A normative framework of "you should produce great works of art" isn't very useful, because it doesn't help with any of the constraints on the production of great art! Similarly, improving your personal health and strength is more "virtuous" than "ethical" because it is its own reward; an ethics of personal excellence mainly emerges in cases where the benefits are remote and uncertain ("sometimes there is a luxurious amount of time before anything bad happens") or where the costs mostly accrue to the individual and the benefits mostly accrue to society (e.g. diligent work in the underclass). "Ethics" has more of this sense that the acts in question are good but nonetheless also require a kind of extrinsic moral subsidy in order to be worth doing, and the degree of ethicality is a combination of the marginal goodness of the thing we want to incentivize and its perceived responsiveness to this subsidy. This would make it closely related to blame, merit, choice, and law, all of which are pragmatic social technologies at their root.
Of course, there are complicated relationships between all these things. Normally we don't like to attribute an ethical character to things outside someone's control, for instance, but it still happens all the time, either because we misjudge their level of control, or because we're coping with our anxieties about surd evil by attributing it to misdeeds that we trust ourselves not to commit. But these are all just results of adding extraneous sources of error to the original mechanism.
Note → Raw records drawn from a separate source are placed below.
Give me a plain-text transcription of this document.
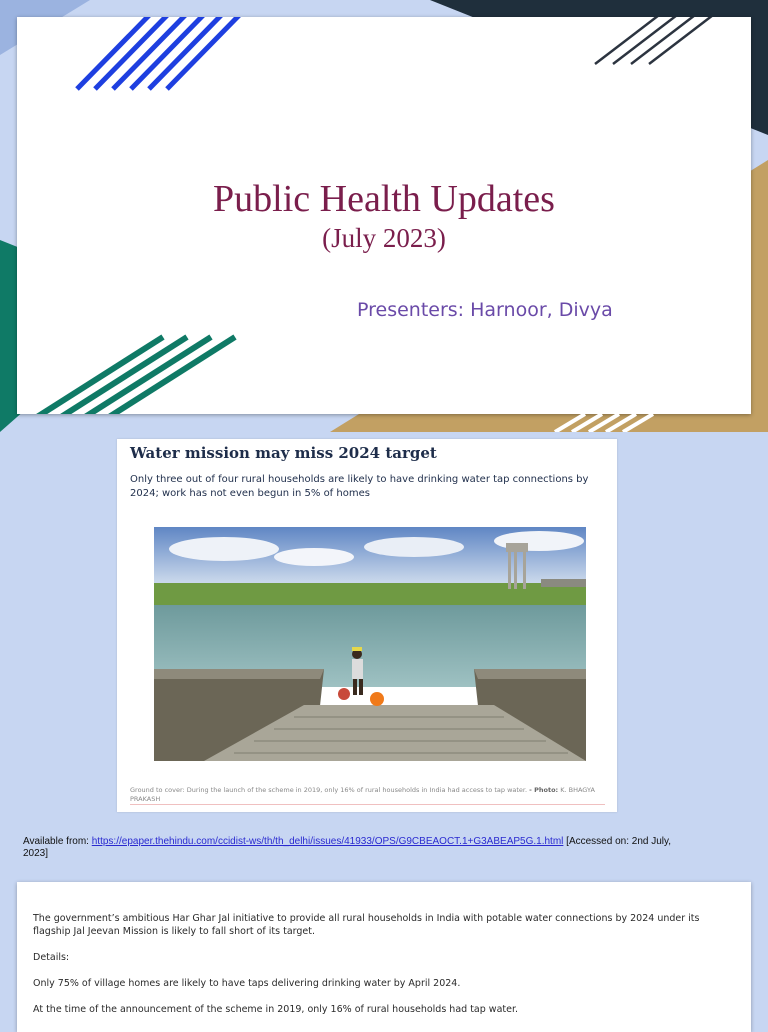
Public Health Updates
(July 2023)
Presenters: Harnoor, Divya
Water mission may miss 2024 target
Only three out of four rural households are likely to have drinking water tap connections by 2024; work has not even begun in 5% of homes
Ground to cover: During the launch of the scheme in 2019, only 16% of rural households in India had access to tap water. - Photo: K. BHAGYA PRAKASH
Available from: https://epaper.thehindu.com/ccidist-ws/th/th_delhi/issues/41933/OPS/G9CBEAOCT.1+G3ABEAP5G.1.html [Accessed on: 2nd July, 2023]

The government’s ambitious Har Ghar Jal initiative to provide all rural households in India with potable water connections by 2024 under its flagship Jal Jeevan Mission is likely to fall short of its target.

Details:

Only 75% of village homes are likely to have taps delivering drinking water by April 2024.

At the time of the announcement of the scheme in 2019, only 16% of rural households had tap water.
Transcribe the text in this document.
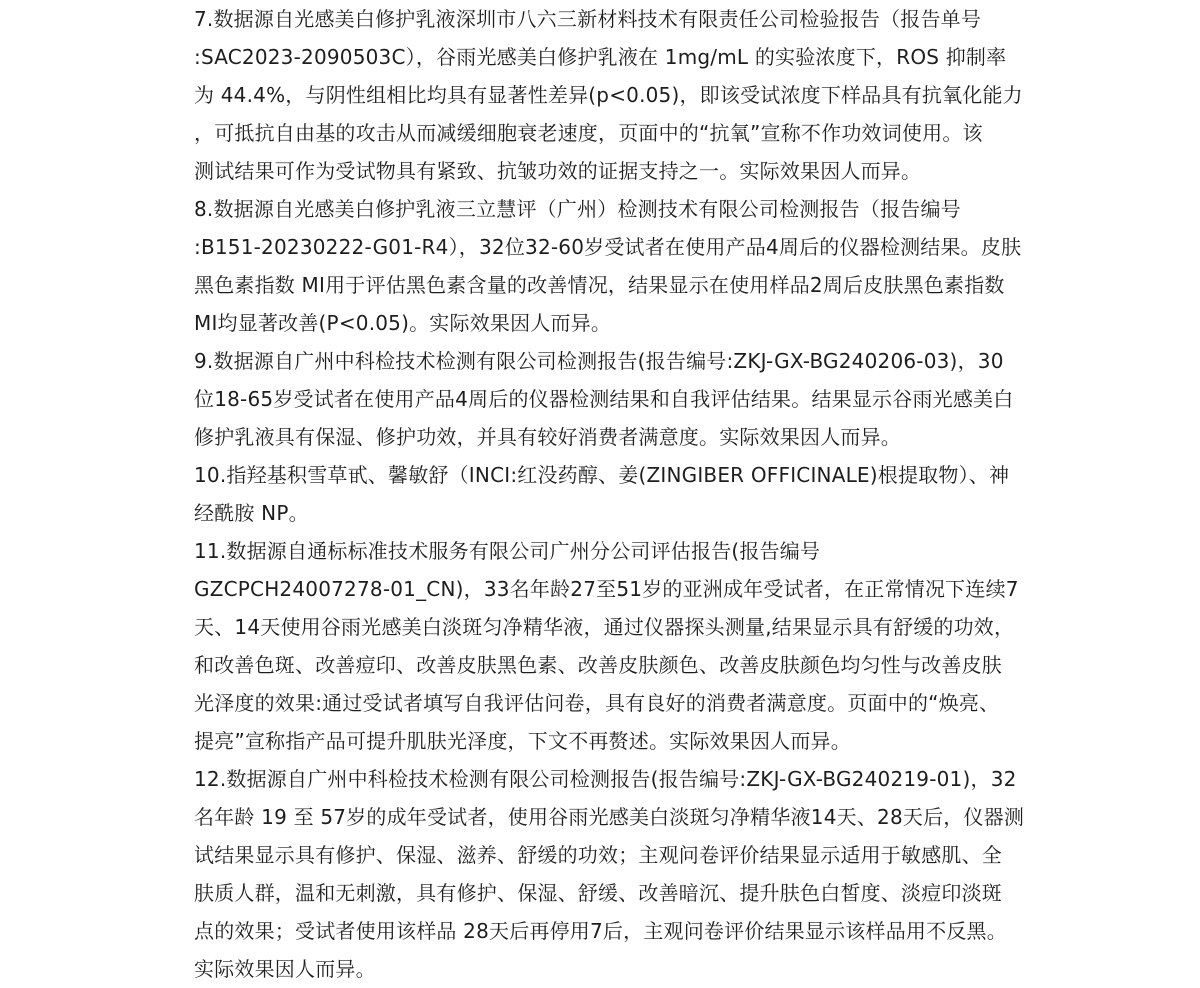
7.数据源自光感美白修护乳液深圳市八六三新材料技术有限责任公司检验报告（报告单号
:SAC2023-2090503C），谷雨光感美白修护乳液在 1mg/mL 的实验浓度下，ROS 抑制率
为 44.4%，与阴性组相比均具有显著性差异(p<0.05)，即该受试浓度下样品具有抗氧化能力
，可抵抗自由基的攻击从而减缓细胞衰老速度，页面中的“抗氧”宣称不作功效词使用。该
测试结果可作为受试物具有紧致、抗皱功效的证据支持之一。实际效果因人而异。
8.数据源自光感美白修护乳液三立慧评（广州）检测技术有限公司检测报告（报告编号
:B151-20230222-G01-R4），32位32-60岁受试者在使用产品4周后的仪器检测结果。皮肤
黑色素指数 MI用于评估黑色素含量的改善情况，结果显示在使用样品2周后皮肤黑色素指数
MI均显著改善(P<0.05)。实际效果因人而异。
9.数据源自广州中科检技术检测有限公司检测报告(报告编号:ZKJ-GX-BG240206-03)，30
位18-65岁受试者在使用产品4周后的仪器检测结果和自我评估结果。结果显示谷雨光感美白
修护乳液具有保湿、修护功效，并具有较好消费者满意度。实际效果因人而异。
10.指羟基积雪草甙、馨敏舒（INCI:红没药醇、姜(ZINGIBER OFFICINALE)根提取物）、神
经酰胺 NP。
11.数据源自通标标准技术服务有限公司广州分公司评估报告(报告编号
GZCPCH24007278-01_CN)，33名年龄27至51岁的亚洲成年受试者，在正常情况下连续7
天、14天使用谷雨光感美白淡斑匀净精华液，通过仪器探头测量,结果显示具有舒缓的功效，
和改善色斑、改善痘印、改善皮肤黑色素、改善皮肤颜色、改善皮肤颜色均匀性与改善皮肤
光泽度的效果:通过受试者填写自我评估问卷，具有良好的消费者满意度。页面中的“焕亮、
提亮”宣称指产品可提升肌肤光泽度，下文不再赘述。实际效果因人而异。
12.数据源自广州中科检技术检测有限公司检测报告(报告编号:ZKJ-GX-BG240219-01)，32
名年龄 19 至 57岁的成年受试者，使用谷雨光感美白淡斑匀净精华液14天、28天后，仪器测
试结果显示具有修护、保湿、滋养、舒缓的功效；主观问卷评价结果显示适用于敏感肌、全
肤质人群，温和无刺激，具有修护、保湿、舒缓、改善暗沉、提升肤色白皙度、淡痘印淡斑
点的效果；受试者使用该样品 28天后再停用7后，主观问卷评价结果显示该样品用不反黑。
实际效果因人而异。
This explanation seems unsatisfying in the sense that it's pragmatically mechanical, but you need some subjectivity to explain how variably ethics are construed. If this seems too subjective, "the good" is still out there in all abstraction deciding what you want, and the specifics about its responsiveness to incentives are simply "the truth". But there is no single answer to the latter question for all times and places, for the same reason there's no single answer to "how cold is it"; the objectivity is in the destination and in the general logic you follow to reach it, not in the path taken.